Le bâtiment de la Knesset, l’un des premiers édifices officiels construits dans le jeune État d’Israël, fut inauguré en août 1966. Sa structure se distingue par ses éléments brutalistes, un style se définissant par l’usage du béton brut et une décoration minimale, apparu en Europe après la Seconde Guerre mondiale. Par leur jeu de correspondances, les œuvres de Chagall donnent à voir un récit complet, de même que les techniques choisies par l’artiste – la mosaïque et le tissage – se répondent de façon à créer une salle de réception dotée d’une perspective cohérente. Ces créations illustrent diverses figures et épisodes de la Bible : la Création du monde, l’Exode, l’Apocalypse, ou encore Moïse et le roi David. Chagall y introduit également des événements de sa propre vie et de l’histoire contemporaine par une iconographie subtile et symbolique : l’Holocauste, l’immigration de communautés juives en Terre promise et la fondation de l’État d’Israël. Autant d’éléments qui se mêlent les uns aux autres pour former une seule et même histoire, porteuse d’un message unifié.

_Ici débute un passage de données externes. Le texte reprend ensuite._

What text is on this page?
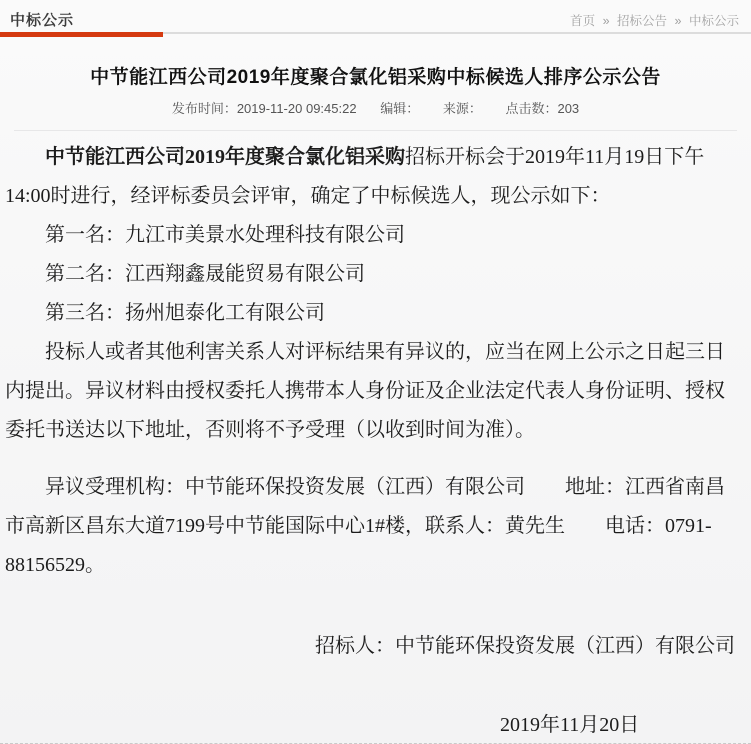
中标公示	首页 » 招标公告 » 中标公示
中节能江西公司2019年度聚合氯化铝采购中标候选人排序公示公告
发布时间：2019-11-20 09:45:22 编辑： 来源： 点击数：203

中节能江西公司2019年度聚合氯化铝采购招标开标会于2019年11月19日下午14:00时进行，经评标委员会评审，确定了中标候选人，现公示如下：

第一名：九江市美景水处理科技有限公司

第二名：江西翔鑫晟能贸易有限公司

第三名：扬州旭泰化工有限公司

投标人或者其他利害关系人对评标结果有异议的，应当在网上公示之日起三日内提出。异议材料由授权委托人携带本人身份证及企业法定代表人身份证明、授权委托书送达以下地址，否则将不予受理（以收到时间为准）。

异议受理机构：中节能环保投资发展（江西）有限公司　　地址：江西省南昌市高新区昌东大道7199号中节能国际中心1#楼，联系人：黄先生　　电话：0791-88156529。

招标人：中节能环保投资发展（江西）有限公司

2019年11月20日
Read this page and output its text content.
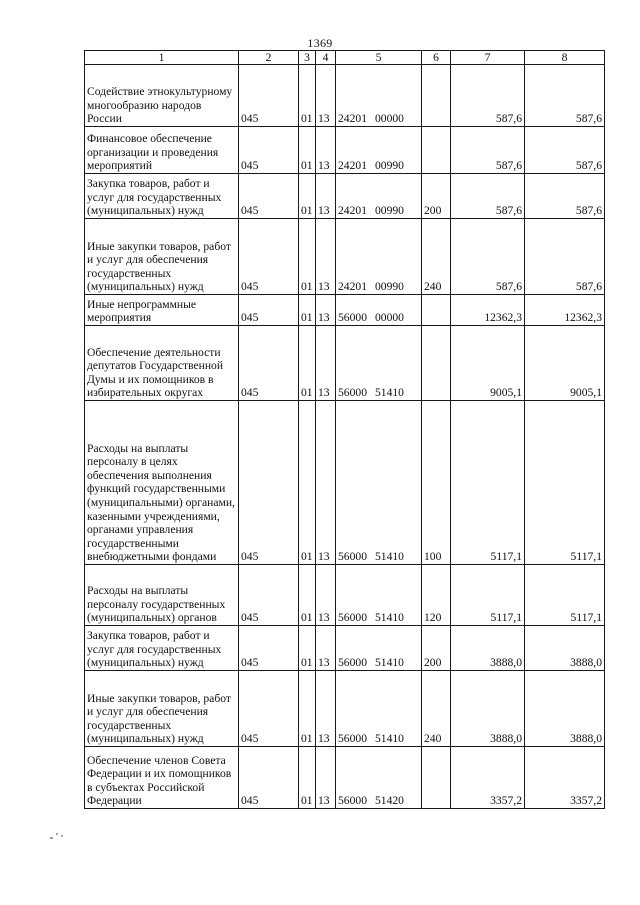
1369
1	2	3	4	5	6	7	8
Содействие этнокультурному многообразию народов России	045	01	13	24201 00000		587,6	587,6
Финансовое обеспечение организации и проведения мероприятий	045	01	13	24201 00990		587,6	587,6
Закупка товаров, работ и услуг для государственных (муниципальных) нужд	045	01	13	24201 00990	200	587,6	587,6
Иные закупки товаров, работ и услуг для обеспечения государственных (муниципальных) нужд	045	01	13	24201 00990	240	587,6	587,6
Иные непрограммные мероприятия	045	01	13	56000 00000		12362,3	12362,3
Обеспечение деятельности депутатов Государственной Думы и их помощников в избирательных округах	045	01	13	56000 51410		9005,1	9005,1
Расходы на выплаты персоналу в целях обеспечения выполнения функций государственными (муниципальными) органами, казенными учреждениями, органами управления государственными внебюджетными фондами	045	01	13	56000 51410	100	5117,1	5117,1
Расходы на выплаты персоналу государственных (муниципальных) органов	045	01	13	56000 51410	120	5117,1	5117,1
Закупка товаров, работ и услуг для государственных (муниципальных) нужд	045	01	13	56000 51410	200	3888,0	3888,0
Иные закупки товаров, работ и услуг для обеспечения государственных (муниципальных) нужд	045	01	13	56000 51410	240	3888,0	3888,0
Обеспечение членов Совета Федерации и их помощников в субъектах Российской Федерации	045	01	13	56000 51420		3357,2	3357,2
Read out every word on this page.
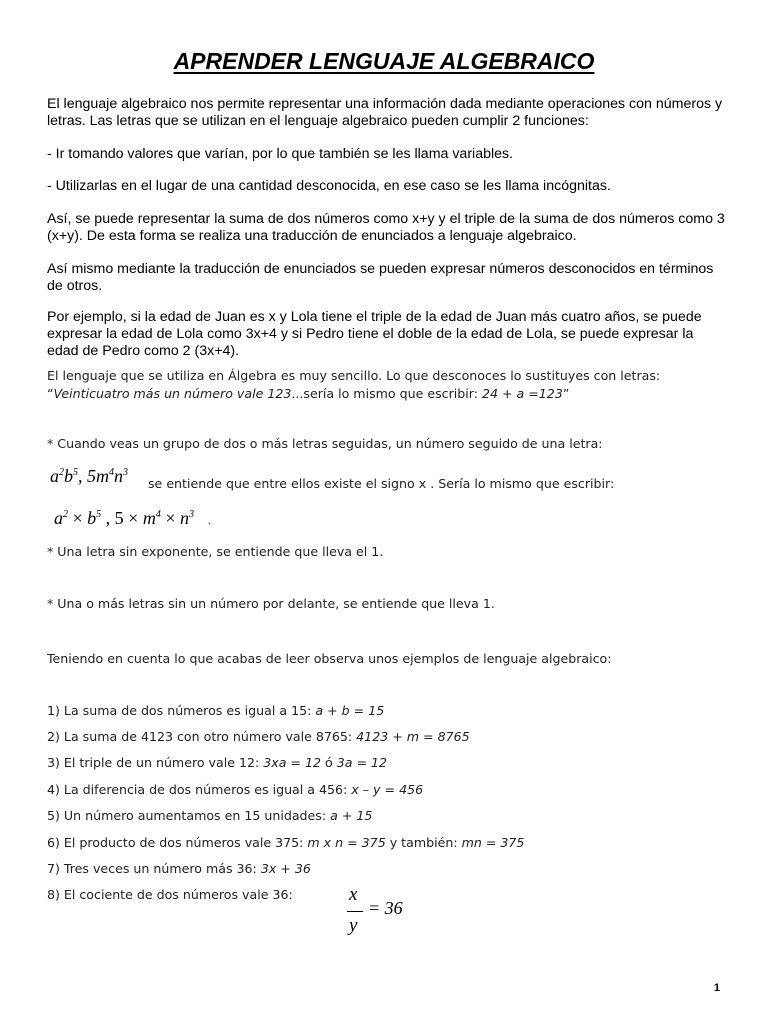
APRENDER LENGUAJE ALGEBRAICO
El lenguaje algebraico nos permite representar una información dada mediante operaciones con números y letras. Las letras que se utilizan en el lenguaje algebraico pueden cumplir 2 funciones:
- Ir tomando valores que varían, por lo que también se les llama variables.
- Utilizarlas en el lugar de una cantidad desconocida, en ese caso se les llama incógnitas.
Así, se puede representar la suma de dos números como x+y y el triple de la suma de dos números como 3 (x+y). De esta forma se realiza una traducción de enunciados a lenguaje algebraico.
Así mismo mediante la traducción de enunciados se pueden expresar números desconocidos en términos de otros.
Por ejemplo, si la edad de Juan es x y Lola tiene el triple de la edad de Juan más cuatro años, se puede expresar la edad de Lola como 3x+4 y si Pedro tiene el doble de la edad de Lola, se puede expresar la edad de Pedro como 2 (3x+4).
El lenguaje que se utiliza en Álgebra es muy sencillo. Lo que desconoces lo sustituyes con letras: “Veinticuatro más un número vale 123...sería lo mismo que escribir: 24 + a =123”
* Cuando veas un grupo de dos o más letras seguidas, un número seguido de una letra:
$a^2b^5$, $5m^4n^3$
se entiende que entre ellos existe el signo x . Sería lo mismo que escribir:
$a^2 \times b^5$ , $5 \times m^4 \times n^3$ .
* Una letra sin exponente, se entiende que lleva el 1.
* Una o más letras sin un número por delante, se entiende que lleva 1.
Teniendo en cuenta lo que acabas de leer observa unos ejemplos de lenguaje algebraico:
1) La suma de dos números es igual a 15: a + b = 15
2) La suma de 4123 con otro número vale 8765: 4123 + m = 8765
3) El triple de un número vale 12: 3xa = 12 ó 3a = 12
4) La diferencia de dos números es igual a 456: x – y = 456
5) Un número aumentamos en 15 unidades: a + 15
6) El producto de dos números vale 375: m x n = 375 y también: mn = 375
7) Tres veces un número más 36: 3x + 36
8) El cociente de dos números vale 36:	x
y
= 36
1
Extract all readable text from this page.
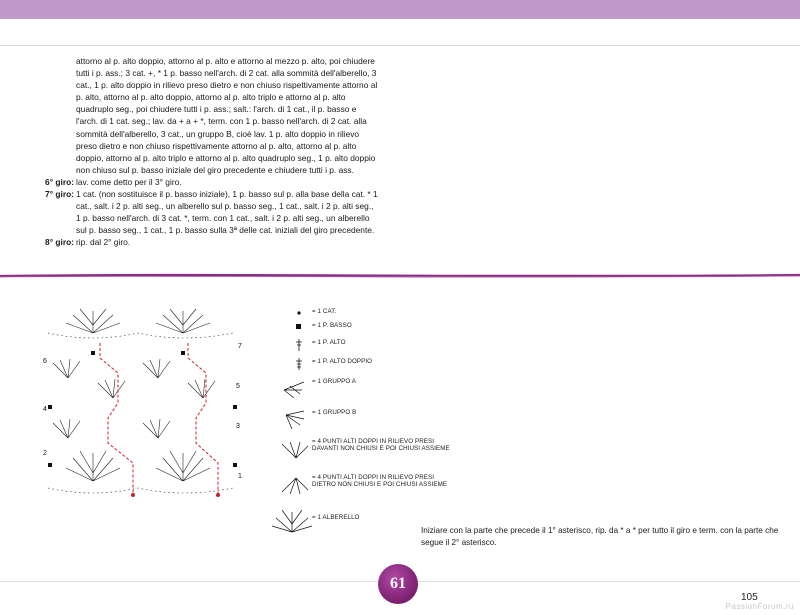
attorno al p. alto doppio, attorno al p. alto e attorno al mezzo p. alto, poi chiudere tutti i p. ass.; 3 cat. +, * 1 p. basso nell'arch. di 2 cat. alla sommità dell'alberello, 3 cat., 1 p. alto doppio in rilievo preso dietro e non chiuso rispettivamente attorno al p. alto, attorno al p. alto doppio, attorno al p. alto triplo e attorno al p. alto quadruplo seg., poi chiudere tutti i p. ass.; salt.: l'arch. di 1 cat., il p. basso e l'arch. di 1 cat. seg.; lav. da + a + *, term. con 1 p. basso nell'arch. di 2 cat. alla sommità dell'alberello, 3 cat., un gruppo B, cioè lav. 1 p. alto doppio in rilievo preso dietro e non chiuso rispettivamente attorno al p. alto, attorno al p. alto doppio, attorno al p. alto triplo e attorno al p. alto quadruplo seg., 1 p. alto doppio non chiuso sul p. basso iniziale del giro precedente e chiudere tutti i p. ass.

6° giro: lav. come detto per il 3° giro.

7° giro: 1 cat. (non sostituisce il p. basso iniziale), 1 p. basso sul p. alla base della cat. * 1 cat., salt. i 2 p. alti seg., un alberello sul p. basso seg., 1 cat., salt. i 2 p. alti seg., 1 p. basso nell'arch. di 3 cat. *, term. con 1 cat., salt. i 2 p. alti seg., un alberello sul p. basso seg., 1 cat., 1 p. basso sulla 3ª delle cat. iniziali del giro precedente.

8° giro: rip. dal 2° giro.

1
2
3
4
5
6
7
= 1 CAT.
= 1 P. BASSO
= 1 P. ALTO
= 1 P. ALTO DOPPIO
= 1 GRUPPO A
= 1 GRUPPO B
= 4 PUNTI ALTI DOPPI IN RILIEVO PRESI DAVANTI NON CHIUSI E POI CHIUSI ASSIEME
= 4 PUNTI ALTI DOPPI IN RILIEVO PRESI DIETRO NON CHIUSI E POI CHIUSI ASSIEME
= 1 ALBERELLO
Iniziare con la parte che precede il 1° asterisco, rip. da * a * per tutto il giro e term. con la parte che segue il 2° asterisco.
61
105
PassionForum.ru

La conception finale des thèmes choisis par l’artiste a été influencée par les liens privilégiés que celui-ci tisse avec le président de la Knesset et par leurs conversations chaleureuses3. Au moment de ces échanges, l’emplacement précis de l’œuvre à créer n’est pas encore déterminé. Dès le début du projet, Chagall est impliqué dans son élaboration et la conception du lieu dans son ensemble. L’architecte de l’édifice, Joseph Klarwein, et le coordinateur de la planification et de l’exécution, Emanuel Friedman, rencontrent l’artiste chez lui, en France, et lui font parvenir les plans et maquettes du bâtiment, pour lequel Chagall décide d’abord de réaliser trois tapisseries pour la salle des Pas perdus. En décembre 1963, l’artiste se rend en Israël et il visite le chantier de la Knesset, le département des Antiquités et des Musées d’Israël à Jérusalem, les montagnes d’Eilat et le kibboutz Ma’ale Hachmisha, près de Jérusalem. En juillet 1964, il retourne à la Knesset et informe la direction qu’il a terminé les croquis des tapisseries et que leur tissage a déjà été lancé à la manufacture nationale des Gobelins4. Au cours de cette visite, Chagall étudie l’agencement du plafond, des piliers et du sol de la salle, et fait part de son désir de créer une mosaïque de pavement. En décembre 1965, il exprime le souhait d’ajouter une grande mosaïque murale, adjacente aux fenêtres qui surplombent le paysage urbain de Jérusalem, redessiné par de nouvelles constructions, dont le musée d’Israël, des bureaux du gouvernement et les campus de l’Université hébraïque.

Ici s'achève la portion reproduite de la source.